Elizabeth Murphy, an associate director for the Securities and Exchange Commission’s Corporation Finance division, revealed the agency’s plans Saturday at the Practising Law Institute’s annual SEC Speaks conference.
Waivers have come under fire since last year, after the SEC’s two Democratic Commissioners started to vocally oppose granting them to a number of large banks that broke the law.
In April, SEC Commissioner Kara Stein issued a scathing dissent over the granting of one waiver to the Royal Bank of Scotland, after one of the bank’s units pleaded guilty to manipulating the Libor benchmark.
Companies that violate criminal laws or some civil laws could lose certain regulatory privileges under the federal securities rules.
One such privilege is the ability to be a “well-known seasoned issuer” or WKSI — a status that lets a company continually raise capital more readily without prior SEC approval.
Another privilege, which is widely viewed as the most important for large U.S. companies and banks, is an exemption under “Regulation D Rule 506.”
This rule lets companies raise an unlimited amount of private capital without being required to register it with the SEC.
Stein and her colleague, Commissioner Luis Aguilar, have accused the SEC of too often granting these waivers to repeat offenders, in a policy Stein dubbed “too big to bar.”
They have publicly dissented on approving a number of them, and have also sought to attach more strings to the ones the SEC has approved, such as requiring companies to hire independent consultants to monitor compliance.
Currently, the SEC has public guidance that outlines what factors it weighs when it decides whether to grant a “WKSI” waiver to companies.

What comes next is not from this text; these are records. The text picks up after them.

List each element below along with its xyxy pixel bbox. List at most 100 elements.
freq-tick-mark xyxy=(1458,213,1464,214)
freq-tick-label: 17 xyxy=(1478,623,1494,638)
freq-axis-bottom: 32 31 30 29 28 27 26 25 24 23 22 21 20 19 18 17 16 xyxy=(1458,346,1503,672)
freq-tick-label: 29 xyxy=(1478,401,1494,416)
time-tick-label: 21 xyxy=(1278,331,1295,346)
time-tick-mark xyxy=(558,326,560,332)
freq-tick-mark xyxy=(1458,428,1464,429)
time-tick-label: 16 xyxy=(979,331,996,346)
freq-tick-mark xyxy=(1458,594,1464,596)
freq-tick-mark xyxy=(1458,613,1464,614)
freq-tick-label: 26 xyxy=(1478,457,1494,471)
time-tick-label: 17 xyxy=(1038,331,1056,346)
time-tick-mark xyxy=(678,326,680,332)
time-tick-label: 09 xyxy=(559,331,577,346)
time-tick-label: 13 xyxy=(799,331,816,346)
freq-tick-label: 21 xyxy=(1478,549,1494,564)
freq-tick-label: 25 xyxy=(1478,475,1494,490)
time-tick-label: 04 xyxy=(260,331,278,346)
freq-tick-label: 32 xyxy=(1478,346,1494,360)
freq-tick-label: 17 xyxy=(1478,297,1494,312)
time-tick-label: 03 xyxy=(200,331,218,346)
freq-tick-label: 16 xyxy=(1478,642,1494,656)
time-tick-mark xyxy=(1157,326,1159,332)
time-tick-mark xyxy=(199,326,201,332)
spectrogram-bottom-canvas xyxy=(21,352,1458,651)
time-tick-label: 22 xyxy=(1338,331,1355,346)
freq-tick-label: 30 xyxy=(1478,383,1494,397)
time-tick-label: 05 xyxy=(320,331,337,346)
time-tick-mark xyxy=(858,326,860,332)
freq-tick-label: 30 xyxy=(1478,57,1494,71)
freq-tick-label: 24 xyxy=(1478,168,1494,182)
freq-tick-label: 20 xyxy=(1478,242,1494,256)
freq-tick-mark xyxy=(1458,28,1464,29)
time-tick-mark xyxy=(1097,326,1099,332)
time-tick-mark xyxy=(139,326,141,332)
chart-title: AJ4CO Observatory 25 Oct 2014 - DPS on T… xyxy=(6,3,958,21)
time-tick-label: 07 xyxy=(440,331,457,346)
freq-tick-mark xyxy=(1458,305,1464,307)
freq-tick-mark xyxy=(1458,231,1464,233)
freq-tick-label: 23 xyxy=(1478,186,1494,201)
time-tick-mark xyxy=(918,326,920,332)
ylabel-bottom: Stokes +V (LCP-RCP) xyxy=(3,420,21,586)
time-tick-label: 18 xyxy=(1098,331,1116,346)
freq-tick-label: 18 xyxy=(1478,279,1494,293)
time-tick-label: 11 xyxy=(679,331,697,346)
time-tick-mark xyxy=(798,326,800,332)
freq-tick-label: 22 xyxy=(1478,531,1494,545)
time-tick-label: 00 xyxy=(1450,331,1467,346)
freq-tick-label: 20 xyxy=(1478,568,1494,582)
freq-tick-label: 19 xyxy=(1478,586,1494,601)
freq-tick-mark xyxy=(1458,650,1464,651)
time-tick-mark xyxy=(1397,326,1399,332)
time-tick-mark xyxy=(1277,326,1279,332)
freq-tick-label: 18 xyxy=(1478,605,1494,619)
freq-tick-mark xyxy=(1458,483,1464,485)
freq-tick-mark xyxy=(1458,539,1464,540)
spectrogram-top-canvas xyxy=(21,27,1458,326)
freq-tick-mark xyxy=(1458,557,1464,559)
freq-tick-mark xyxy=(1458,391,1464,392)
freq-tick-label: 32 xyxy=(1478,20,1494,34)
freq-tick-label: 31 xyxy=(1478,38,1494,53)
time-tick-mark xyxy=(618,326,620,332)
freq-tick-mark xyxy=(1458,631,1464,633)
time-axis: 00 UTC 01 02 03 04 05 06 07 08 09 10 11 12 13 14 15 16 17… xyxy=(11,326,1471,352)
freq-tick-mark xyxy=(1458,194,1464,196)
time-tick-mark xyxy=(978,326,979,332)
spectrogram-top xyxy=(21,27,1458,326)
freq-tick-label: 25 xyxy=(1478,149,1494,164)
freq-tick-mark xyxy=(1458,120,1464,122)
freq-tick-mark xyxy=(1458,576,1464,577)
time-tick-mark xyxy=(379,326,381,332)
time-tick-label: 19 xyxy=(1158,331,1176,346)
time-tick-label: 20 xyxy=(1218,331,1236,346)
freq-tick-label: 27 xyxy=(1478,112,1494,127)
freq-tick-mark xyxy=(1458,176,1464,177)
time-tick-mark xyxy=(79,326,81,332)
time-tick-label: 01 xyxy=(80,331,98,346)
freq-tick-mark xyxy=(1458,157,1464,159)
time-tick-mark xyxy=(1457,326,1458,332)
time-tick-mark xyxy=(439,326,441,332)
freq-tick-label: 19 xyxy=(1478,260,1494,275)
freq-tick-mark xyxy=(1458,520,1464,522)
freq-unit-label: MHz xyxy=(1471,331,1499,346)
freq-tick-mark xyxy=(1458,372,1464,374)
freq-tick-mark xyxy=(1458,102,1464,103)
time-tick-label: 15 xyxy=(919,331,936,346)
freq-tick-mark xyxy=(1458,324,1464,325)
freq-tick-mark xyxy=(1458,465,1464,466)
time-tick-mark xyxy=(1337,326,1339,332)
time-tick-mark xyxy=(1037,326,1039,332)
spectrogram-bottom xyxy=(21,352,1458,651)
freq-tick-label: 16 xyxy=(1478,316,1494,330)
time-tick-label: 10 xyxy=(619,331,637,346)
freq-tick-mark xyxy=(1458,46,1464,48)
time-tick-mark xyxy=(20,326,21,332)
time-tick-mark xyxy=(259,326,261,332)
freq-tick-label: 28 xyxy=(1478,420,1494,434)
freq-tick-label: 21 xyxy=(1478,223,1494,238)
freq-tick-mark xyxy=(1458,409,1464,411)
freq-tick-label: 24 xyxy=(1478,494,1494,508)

That guidance requires companies that break certain laws to show “good cause” for why a waiver should be granted, and the SEC also considers how the violations impacted their public disclosure to investors.
Murphy said Saturday the SEC now plans to release similar guidance for granting Regulation D waivers, as well as a second type of waiver for “Regulation A” — a provision rarely used that lets companies publicly raise up to $5 million.
She did not offer a timeline for when the guidance might be completed.